2010-08-01[n年前へ]
■「身の丈を知る」と「巨大な金型」
「型(かた)にハマらない(ハマれない)人」が好きです。そんな私の好きな人の言葉を聞きながら、アンゴルモワの恐怖の大王が訪れるはずだった1999年に、「パンドラの鐘」に野田秀樹が書いた言葉を思い出しました。
そこなのだ、ものをつくるってことは。
私はいまだに自分がつくる芝居がこの世で一番おもしろいと思っている。そう思ってつくっている。これはもはやカッコ悪いことなのかもしれない。
でもね、でもね、近頃つまらない芝居が増えてきたのは「身の丈を知る」なんていうコトバが横行しているからだ。身の丈知りたかったら舞台にあがるな、どっかそこら辺にいろと私は言いたい。金型に樹脂を流し込む巨大な装置を初めて見たとき、その横には条件出しをしている過程で作られた部品のようなものが山積みになっていました。巨大建築物のような装置と、横の樹脂の山を見ながら、「型にハマる」のも「型にハマらない」のも、どちらも大変なものだなぁ、と思ったものでした。
2011-04-18[n年前へ]
■「南国のドラえもん」と「四次元ポケット」
一年前、占拠状態の街にいるドラえもんを不思議な心地で眺めていました。たくさんの赤と若干の黒シャツを着た人たちが溢れる占拠地の中心集会所地区で、重要個所を守る警備員も(占拠地帯で占拠を続ける親戚たちと共に遊ぶ)こどもたちも、どちらも同じようにドラえもん銃を持ち、同じように気まぐれに水鉄砲をこっちに向けて、水をピューっと掛けてきたりします。

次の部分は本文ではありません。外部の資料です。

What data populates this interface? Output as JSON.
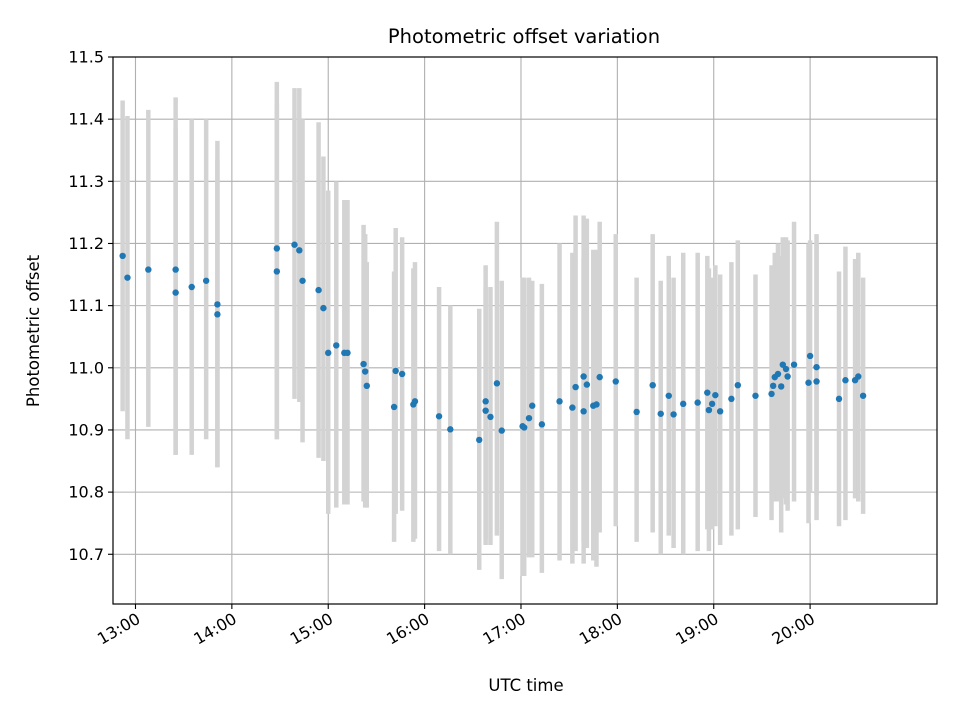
{
  "chart_data": {
    "type": "scatter",
    "title": "Photometric offset variation",
    "xlabel": "UTC time",
    "ylabel": "Photometric offset",
    "ylim": [
      10.62,
      11.5
    ],
    "xlim": [
      "12:46",
      "21:19"
    ],
    "grid": true,
    "legend": "none",
    "colors": {
      "points": "#1f77b4",
      "errorbars": "#d3d3d3",
      "grid": "#b0b0b0"
    },
    "x_ticks": [
      "13:00",
      "14:00",
      "15:00",
      "16:00",
      "17:00",
      "18:00",
      "19:00",
      "20:00"
    ],
    "y_ticks": [
      "10.7",
      "10.8",
      "10.9",
      "11.0",
      "11.1",
      "11.2",
      "11.3",
      "11.4",
      "11.5"
    ],
    "series": [
      {
        "x": [
          "12:52",
          "12:55",
          "13:08",
          "13:25",
          "13:25",
          "13:35",
          "13:44",
          "13:51",
          "13:51",
          "14:28",
          "14:28",
          "14:39",
          "14:42",
          "14:44",
          "14:54",
          "14:57",
          "15:00",
          "15:05",
          "15:10",
          "15:12",
          "15:22",
          "15:23",
          "15:24",
          "15:41",
          "15:42",
          "15:46",
          "15:53",
          "15:54",
          "16:09",
          "16:16",
          "16:34",
          "16:38",
          "16:38",
          "16:41",
          "16:45",
          "16:48",
          "17:01",
          "17:02",
          "17:05",
          "17:07",
          "17:13",
          "17:24",
          "17:32",
          "17:34",
          "17:39",
          "17:39",
          "17:41",
          "17:45",
          "17:47",
          "17:49",
          "17:59",
          "18:12",
          "18:22",
          "18:27",
          "18:32",
          "18:35",
          "18:41",
          "18:50",
          "18:56",
          "18:57",
          "18:59",
          "19:01",
          "19:04",
          "19:11",
          "19:15",
          "19:26",
          "19:36",
          "19:37",
          "19:38",
          "19:40",
          "19:42",
          "19:43",
          "19:45",
          "19:46",
          "19:50",
          "19:59",
          "20:00",
          "20:04",
          "20:04",
          "20:18",
          "20:22",
          "20:28",
          "20:30",
          "20:33"
        ],
        "y": [
          11.18,
          11.145,
          11.158,
          11.158,
          11.121,
          11.13,
          11.14,
          11.102,
          11.086,
          11.192,
          11.155,
          11.198,
          11.189,
          11.14,
          11.125,
          11.096,
          11.024,
          11.036,
          11.024,
          11.024,
          11.006,
          10.994,
          10.971,
          10.937,
          10.995,
          10.99,
          10.941,
          10.946,
          10.922,
          10.901,
          10.884,
          10.946,
          10.931,
          10.921,
          10.975,
          10.899,
          10.906,
          10.904,
          10.919,
          10.939,
          10.909,
          10.946,
          10.936,
          10.969,
          10.986,
          10.93,
          10.973,
          10.939,
          10.941,
          10.985,
          10.978,
          10.929,
          10.972,
          10.926,
          10.955,
          10.925,
          10.942,
          10.944,
          10.96,
          10.932,
          10.942,
          10.956,
          10.93,
          10.95,
          10.972,
          10.955,
          10.958,
          10.971,
          10.985,
          10.99,
          10.97,
          11.005,
          10.998,
          10.986,
          11.005,
          10.976,
          11.019,
          10.978,
          11.001,
          10.95,
          10.98,
          10.98,
          10.986,
          10.955
        ],
        "lower": [
          10.93,
          10.885,
          10.905,
          10.86,
          10.86,
          10.86,
          10.885,
          10.84,
          10.84,
          10.885,
          10.885,
          10.95,
          10.945,
          10.88,
          10.855,
          10.85,
          10.765,
          10.775,
          10.78,
          10.78,
          10.785,
          10.775,
          10.775,
          10.72,
          10.765,
          10.77,
          10.72,
          10.725,
          10.705,
          10.7,
          10.675,
          10.725,
          10.715,
          10.715,
          10.73,
          10.66,
          10.665,
          10.665,
          10.695,
          10.695,
          10.67,
          10.69,
          10.685,
          10.705,
          10.72,
          10.685,
          10.71,
          10.69,
          10.68,
          10.735,
          10.745,
          10.72,
          10.735,
          10.7,
          10.73,
          10.71,
          10.7,
          10.705,
          10.74,
          10.705,
          10.74,
          10.745,
          10.715,
          10.73,
          10.74,
          10.76,
          10.755,
          10.785,
          10.785,
          10.785,
          10.735,
          10.79,
          10.78,
          10.77,
          10.785,
          10.75,
          10.8,
          10.755,
          10.795,
          10.745,
          10.755,
          10.79,
          10.785,
          10.765
        ],
        "upper": [
          11.43,
          11.405,
          11.415,
          11.435,
          11.385,
          11.4,
          11.4,
          11.335,
          11.365,
          11.46,
          11.425,
          11.45,
          11.45,
          11.4,
          11.395,
          11.34,
          11.285,
          11.3,
          11.27,
          11.27,
          11.23,
          11.215,
          11.17,
          11.155,
          11.225,
          11.21,
          11.16,
          11.17,
          11.13,
          11.1,
          11.095,
          11.165,
          11.13,
          11.13,
          11.235,
          11.14,
          11.145,
          11.145,
          11.145,
          11.14,
          11.135,
          11.2,
          11.185,
          11.245,
          11.245,
          11.175,
          11.24,
          11.19,
          11.19,
          11.235,
          11.215,
          11.145,
          11.215,
          11.14,
          11.18,
          11.145,
          11.185,
          11.185,
          11.18,
          11.16,
          11.145,
          11.165,
          11.15,
          11.17,
          11.205,
          11.15,
          11.165,
          11.16,
          11.185,
          11.2,
          11.18,
          11.21,
          11.21,
          11.205,
          11.235,
          11.2,
          11.205,
          11.2,
          11.215,
          11.155,
          11.195,
          11.175,
          11.185,
          11.145
        ]
      }
    ]
  }
}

灼熱の太陽の下で、熱せられたコンクリートの上に座り込みを続ける人たちをずっと眺めていると、興味深いことに気づきます。地球が回り、太陽が空を動く…その動きにしたがって横断歩道やビルの陰は少しづつ動いていきます。そして、彼らは灼熱の太陽の下ではなくて動くビルの陰の上にいて、少しづつ動く陰と同じように彼らは座り込む場所を動かしていくのです。建物の陰がちょっと動くと、その陰に座る人たちもちょっと座る位置を変えていき、そして数時間も経てば、みな全然違う場所に座りこみをしているのでした。
街を眺めれば、いたるところにドラえもんがいます。町中に溢れ・人を眺める仏像のように、たくさんのドラえもんたちが人々の中に溢れていました。そのドラえもんを印象深く感じながら、表現する言葉を見つけられないままに、一年経ってしまいました。
今、あの南国からドラえもんが日本に帰ってきたとしたら、四次元ポケットからどんなものをとり出すのだろう、と考えます。色々なものが現れた後で、四次元ポケットに残ったただひとつのものは、もしかしたら「希望」という名前なのかもしれないとも、ふと思います。